Due by 5pm, Tuesday, February 3, 1998.
4 problems, equal credit. 100 pts.

Problem 1: Linear Hashing

Suppose we start with an empty linear hash table, with only (empty) buckets for 0 and 1. Our hash function produces k bits for some very large k. Blocks hold two records, as in the class example, but unlike the class example, we use the threshold 100%; that is, we do not add an extra bucket until the number of records exceeds twice the number of buckets. To be more precise, the addition of a bucket occurs after a request to insert into the table is made, but before the insertion itself is done.

We insert records into the table, and by strange coincidence, the results of applying the hash function to the first key is 00...000, the result of applying it to the second key is 00...001, for the next 00...010, then 00..011, 00...100, 00...101, and so on. That is, the hash value of the ith key is i-1 in binary.

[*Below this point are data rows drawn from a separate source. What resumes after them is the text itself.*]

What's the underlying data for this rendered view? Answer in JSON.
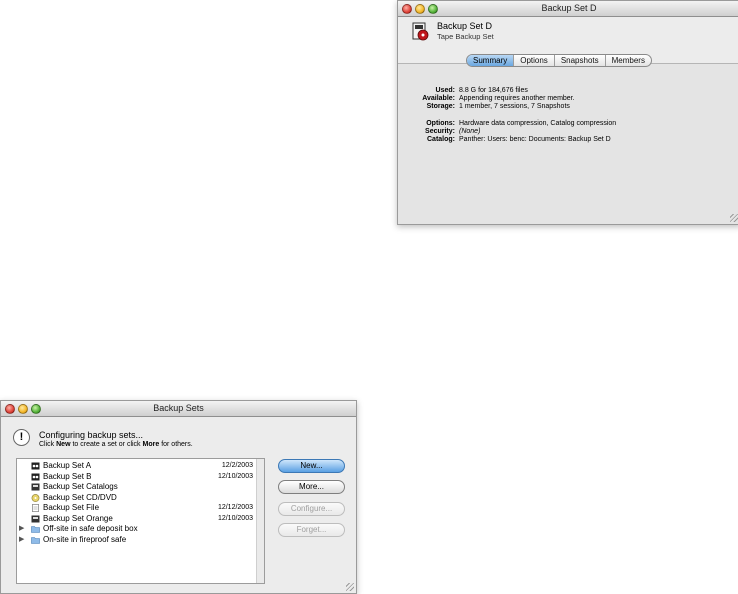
{
  "set_window": {
    "title": "Backup Set D",
    "name": "Backup Set D",
    "type": "Tape Backup Set",
    "tabs": [
      {
        "label": "Summary"
      },
      {
        "label": "Options"
      },
      {
        "label": "Snapshots"
      },
      {
        "label": "Members"
      }
    ],
    "summary": {
      "used_label": "Used:",
      "used_value": "8.8 G for 184,676 files",
      "available_label": "Available:",
      "available_value": "Appending requires another member.",
      "storage_label": "Storage:",
      "storage_value": "1 member, 7 sessions, 7 Snapshots",
      "options_label": "Options:",
      "options_value": "Hardware data compression, Catalog compression",
      "security_label": "Security:",
      "security_value": "(None)",
      "catalog_label": "Catalog:",
      "catalog_value": "Panther: Users: benc: Documents: Backup Set D"
    }
  },
  "sets_window": {
    "title": "Backup Sets",
    "headline": "Configuring backup sets...",
    "sub_pre": "Click ",
    "sub_new": "New",
    "sub_mid": " to create a set or click ",
    "sub_more": "More",
    "sub_post": " for others.",
    "items": [
      {
        "name": "Backup Set A",
        "date": "12/2/2003"
      },
      {
        "name": "Backup Set B",
        "date": "12/10/2003"
      },
      {
        "name": "Backup Set Catalogs",
        "date": ""
      },
      {
        "name": "Backup Set CD/DVD",
        "date": ""
      },
      {
        "name": "Backup Set File",
        "date": "12/12/2003"
      },
      {
        "name": "Backup Set Orange",
        "date": "12/10/2003"
      },
      {
        "name": "Off-site in safe deposit box",
        "date": ""
      },
      {
        "name": "On-site in fireproof safe",
        "date": ""
      }
    ],
    "buttons": {
      "new": "New...",
      "more": "More...",
      "configure": "Configure...",
      "forget": "Forget..."
    }
  }
}
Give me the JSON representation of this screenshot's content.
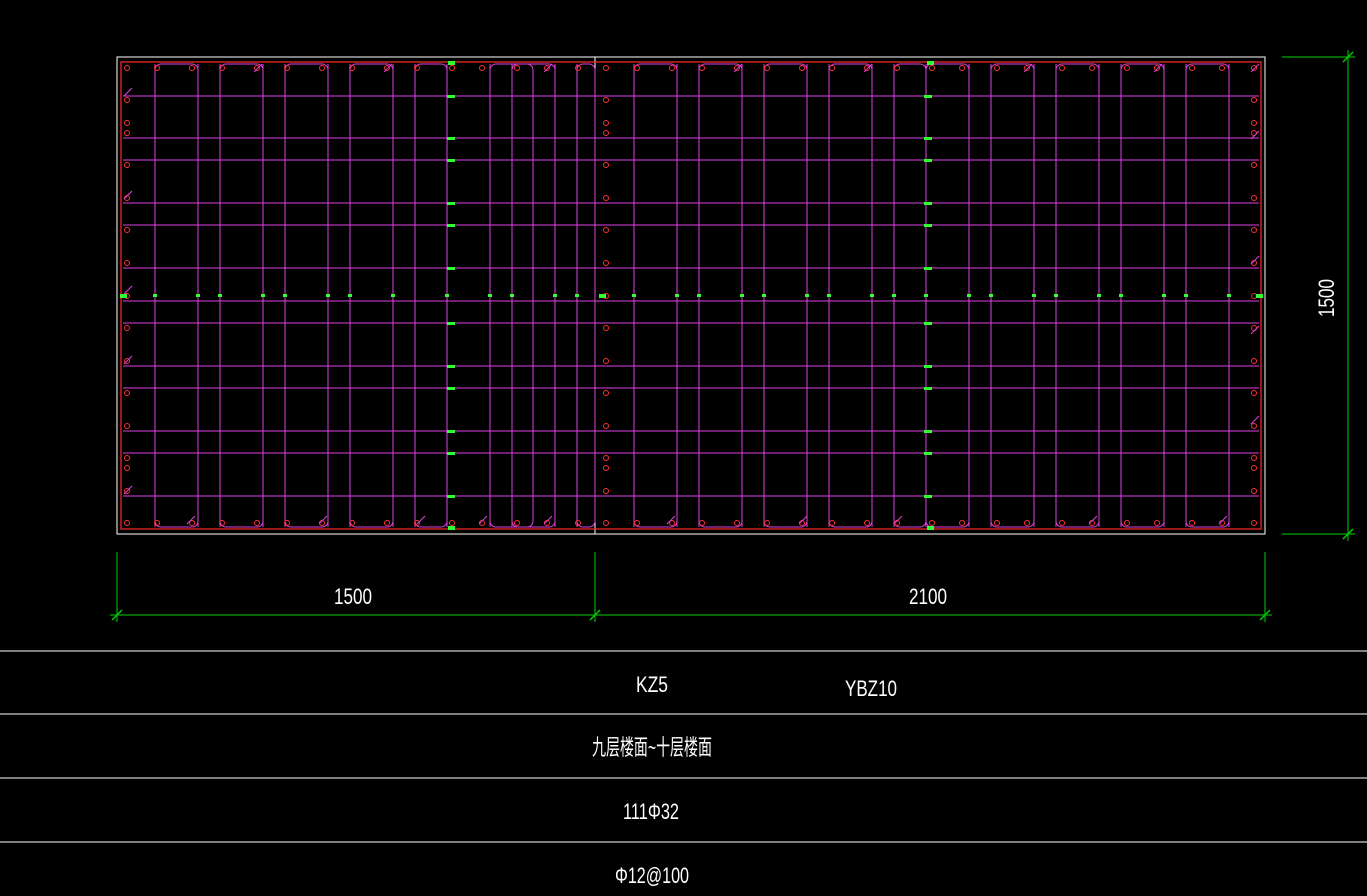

Question: what is the first record that causes an overflow block to be created? Explain your reasoning briefly.

Problem 2: Grid Files

Suppose we have a relation R(x,y) where the range of both x and y is from 1 to 1000. We'd like to store R in a grid file, using three partitions (i.e., four stripes) in the x direction and the same in the y direction (i.e., 16 regions). Unfortunately, the data in R is surprising; it consists of the 1000 pairs (i,i) for i=1,2,...,1000.

For what partitions is the maximum number of points in a region is minimized? What is that maximum? (Hint: it's not 250.)

Problem 3: Multiple-Key Indexes

There is a relation R(X,Y,Z), where the pair of attributes X and Y together form the key. X ranges from 1 to 100, and Y from 1 to 1000. For each X there are records with 100 different values of Y, and for each Y there are records with 10 different values of X. (i.e., there are 10,000 records in relation R). We need to answer queries of the form
     FROM R
     WHERE X = c AND Y = d;
for various values of constants c and d.

We decide to set up a multiple-key index, using blocks that can hold 10 key-pointer pairs (a key can be either an X- or Y-value). The options we have are:

We can choose either X or Y to be the first attribute.
We can build on top of any index one or more additional levels of index.
Your questions:
Describe a structure with X as the first attribute that minimizes the number of disk reads necessary to answer a query of the above form. How many disk reads do you perform?

Describe a structure with Y as the first attribute that minimizes the number of disk reads necessary to answer a query of the above form. How many disk reads do you perform?

Suppose that you were allowed to buffer 11 blocks in main memory at all times. Which blocks would you choose? How would it affect the average number of disk reads needed to answer a query of the above form?

Problem 4: Partitioned Hashing

Suppose we have a hash table whose buckets are numbered 0 to (2^n)-1 (i.e., bucket numbers have n bits). We wish to store in the table a relation with two attributes, X and Y. A query will either ask for those tuples with a given value of X, or it will ask for those tuples with a given value of Y (never both). With probability p, the value of X will be specified.
Suppose we partition the hash function so that m bits are devoted to X and the remaining n-m to Y. Give a formula in terms of n, m, and p for the expected number of buckets that must be examined to answer a random query.

Find the value of m, as a function of n and p, that minimizes the expected number of buckets examined. Do not worry that this value is unlikely to be an integer.